Silvia Ussai su Covid-19 e vaccini: “Ripensare al concetto di protezione indiretta”
Silvia Ussai, medico farmacologo e membro della Società Italiana di Farmacologia Clinica, sottolinea l’importanza dell’immunità di gregge per affrontare la nuova fase pandemica
Milano, 30 Dicembre 2021.“Si definisce protezione indiretta, comunemente conosciuta come immunità di gregge, la condizione per cui quando la maggior parte della popolazione è immune ad una certa malattia infettiva, fornisce protezione anche a coloro che non lo sono”.
Introduce così il dibattito sul tema dell’immunità di gregge la dottoressa Silvia Ussai, medico farmacologo e membro della Società Italiana di Farmacologia Clinica.
In Italia oltre il 90% dei bambini risulta vaccinato contro il morbillo, e questo livello di copertura offre protezione anche agli individui non vaccinati. Infatti, dal 1° gennaio al 31 agosto 2021, l’Istituto Superiore di Sanità riporta soltanto 3 casi di morbillo in Italia.
Il meccanismo di base è che, diminuendo la circolazione virale, decresce la possibilità che un soggetto non vaccinato venga a contatto con il patogeno.
Lo stesso principio può essere applicato per qualsiasi agente infettivo, incluso il coronavirus.
In questo caso, però, ci sono tuttavia alcune variabili a complicare il processo.
“Non esiste infatti una soglia magica da raggiungere per l’immunità indiretta da SARS-CoV-2”, continua la dottoressa Silvia Ussai.
Convivere con il virus: lo scenario internazionale
Risulta ormai chiaro a tutti che il ritorno alla vita pre-pandemia, con l’assenza di focolai da COVID-19, risulta purtroppo improbabile per diversi anni, e questo per alcune ragioni.

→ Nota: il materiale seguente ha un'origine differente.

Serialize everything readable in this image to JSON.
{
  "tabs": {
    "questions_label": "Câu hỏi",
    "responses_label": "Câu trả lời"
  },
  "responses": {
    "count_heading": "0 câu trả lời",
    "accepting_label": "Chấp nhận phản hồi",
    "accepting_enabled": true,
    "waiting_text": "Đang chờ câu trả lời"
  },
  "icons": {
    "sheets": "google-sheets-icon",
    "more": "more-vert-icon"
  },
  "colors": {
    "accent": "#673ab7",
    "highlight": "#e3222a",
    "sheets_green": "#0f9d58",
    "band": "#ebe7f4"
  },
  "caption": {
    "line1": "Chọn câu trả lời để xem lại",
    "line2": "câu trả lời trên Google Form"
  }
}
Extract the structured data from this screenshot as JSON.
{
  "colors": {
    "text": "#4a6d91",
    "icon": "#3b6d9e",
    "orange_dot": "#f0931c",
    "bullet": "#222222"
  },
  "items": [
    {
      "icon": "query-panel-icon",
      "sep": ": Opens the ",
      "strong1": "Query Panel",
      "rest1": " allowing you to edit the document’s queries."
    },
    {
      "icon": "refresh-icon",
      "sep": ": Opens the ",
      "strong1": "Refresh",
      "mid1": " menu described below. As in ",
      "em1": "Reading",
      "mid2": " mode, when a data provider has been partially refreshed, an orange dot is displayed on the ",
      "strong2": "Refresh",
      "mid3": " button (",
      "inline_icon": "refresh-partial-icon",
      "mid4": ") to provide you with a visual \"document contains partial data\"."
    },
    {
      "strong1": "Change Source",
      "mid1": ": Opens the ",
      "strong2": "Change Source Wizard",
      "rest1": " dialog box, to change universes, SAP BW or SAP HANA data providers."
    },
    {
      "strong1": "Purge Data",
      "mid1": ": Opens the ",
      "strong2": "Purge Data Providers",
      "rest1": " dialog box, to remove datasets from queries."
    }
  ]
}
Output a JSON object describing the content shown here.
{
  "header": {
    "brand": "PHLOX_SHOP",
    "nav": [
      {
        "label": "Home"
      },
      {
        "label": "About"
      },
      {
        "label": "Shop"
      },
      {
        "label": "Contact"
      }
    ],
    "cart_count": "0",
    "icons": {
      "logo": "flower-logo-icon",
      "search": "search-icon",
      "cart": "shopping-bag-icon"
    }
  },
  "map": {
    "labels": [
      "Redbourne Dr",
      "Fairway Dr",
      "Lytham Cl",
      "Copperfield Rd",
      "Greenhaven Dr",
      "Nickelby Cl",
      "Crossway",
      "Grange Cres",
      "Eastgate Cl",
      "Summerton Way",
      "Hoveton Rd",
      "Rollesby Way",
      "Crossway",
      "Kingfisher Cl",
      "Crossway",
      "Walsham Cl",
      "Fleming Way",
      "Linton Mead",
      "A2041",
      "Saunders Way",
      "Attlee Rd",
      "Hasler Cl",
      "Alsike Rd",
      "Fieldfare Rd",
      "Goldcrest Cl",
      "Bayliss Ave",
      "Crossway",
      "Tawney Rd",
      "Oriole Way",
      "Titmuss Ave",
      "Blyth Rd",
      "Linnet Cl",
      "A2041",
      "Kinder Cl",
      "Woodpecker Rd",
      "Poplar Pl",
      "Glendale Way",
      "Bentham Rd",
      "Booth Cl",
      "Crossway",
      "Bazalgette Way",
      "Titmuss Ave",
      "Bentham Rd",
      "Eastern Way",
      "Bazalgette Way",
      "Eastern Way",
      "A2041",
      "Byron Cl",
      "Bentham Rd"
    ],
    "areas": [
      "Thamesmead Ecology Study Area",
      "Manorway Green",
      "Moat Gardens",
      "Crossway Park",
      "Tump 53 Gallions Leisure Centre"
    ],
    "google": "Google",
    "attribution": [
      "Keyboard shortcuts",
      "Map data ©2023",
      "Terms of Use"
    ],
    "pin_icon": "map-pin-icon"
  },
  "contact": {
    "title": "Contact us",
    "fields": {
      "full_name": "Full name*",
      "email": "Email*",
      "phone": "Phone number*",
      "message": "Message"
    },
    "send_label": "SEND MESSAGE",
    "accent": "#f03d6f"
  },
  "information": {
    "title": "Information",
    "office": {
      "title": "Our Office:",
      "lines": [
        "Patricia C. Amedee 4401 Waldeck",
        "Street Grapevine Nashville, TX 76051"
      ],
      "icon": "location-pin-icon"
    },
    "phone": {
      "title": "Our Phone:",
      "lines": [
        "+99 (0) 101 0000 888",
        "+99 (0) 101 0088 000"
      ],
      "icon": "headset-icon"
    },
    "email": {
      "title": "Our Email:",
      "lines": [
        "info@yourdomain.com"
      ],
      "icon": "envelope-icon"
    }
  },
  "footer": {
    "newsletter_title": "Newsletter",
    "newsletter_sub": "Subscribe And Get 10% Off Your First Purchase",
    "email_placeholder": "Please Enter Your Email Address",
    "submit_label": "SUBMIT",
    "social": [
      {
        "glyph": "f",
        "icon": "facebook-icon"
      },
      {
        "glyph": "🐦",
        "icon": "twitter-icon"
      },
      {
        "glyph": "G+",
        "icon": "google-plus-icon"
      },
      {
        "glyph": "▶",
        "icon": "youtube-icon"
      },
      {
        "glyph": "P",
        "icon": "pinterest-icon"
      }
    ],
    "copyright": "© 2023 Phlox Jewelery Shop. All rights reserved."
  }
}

“In primo luogo, la resistenza alla vaccinazione COVID-19 si è dimostrata superiore a quella stimata e certamente più ampia rispetto a quanto osservato per altre malattie; ad esempio la poliomielite o l’epatite B, i cui vaccini sono divenuti obbligatori rispettivamente nel 1966 e 1991”, spiega ancora la dottoressa Silvia Ussai.
A questo, si aggiunga anche la distribuzione diseguale dei vaccini contro il COVID-19 nel mondo.
Secondo i dati forniti dall’ECDC (Centro europeo per la prevenzione e il controllo delle malattie), all’interno dell’Unione Europea il 79% della popolazione di età superiore ai diciotto anni ha ricevuto il ciclo vaccinale anti COVID-19 completo, con la terza dose somministrata al 28% del target.
In Africa, sono soltanto 2 dei 55 paesi membri dell’Unione Africana ad aver raggiunto una copertura vaccinale superiore al 70% (Mauritius e Seychelles), con aree in cui la campagna di immunizzazione non è nemmeno partita, come Burundi ed Eritrea.
I dati provenienti dagli Stati Uniti e aggiornati a dicembre 2021 riportano il 62% della popolazione vaccinata con 2 dosi, ed un 30% che ha ricevuto il booster. Tuttavia, le variazioni geografiche sono rilevanti: 9 degli stati federali e Puerto Rico hanno raggiunto il 70% di popolazione vaccinata con due dosi, mentre vi sono almeno 4 stati dove questa percentuale è inferiore al 50%.
In secondo luogo, la popolazione pediatrica di età inferiore ai 5 anni è ancora inidonea alla somministrazione del vaccino. Considerato che in media, ogni 24 ore nascono 237.000 bambini nel mondo (che sono suscettibili al COVID-19), finché non saranno disponibili vaccini approvati per tutte le fasce di età, è probabile una trasmissione continua del SARS-CoV-2.
“In definitiva lo strumento principale per ridurre l’esposizione della popolazione al COVID-19, garantire la protezione contro la malattia grave ed arrivare ad un livello di immunità sufficiente è rappresentato dalla campagna di vaccinazione. Questa, pur non azzerando il rischio di infezione, contribuirà a mantenere gestibili per il sistema sanitario gli effetti del virus” - ribadisce la dottoressa Silvia Ussai.
Effetto già visibile dagli attuali tassi di mortalità, scesi significativamente in Paesi dove l’immunizzazione è elevata come l’Italia.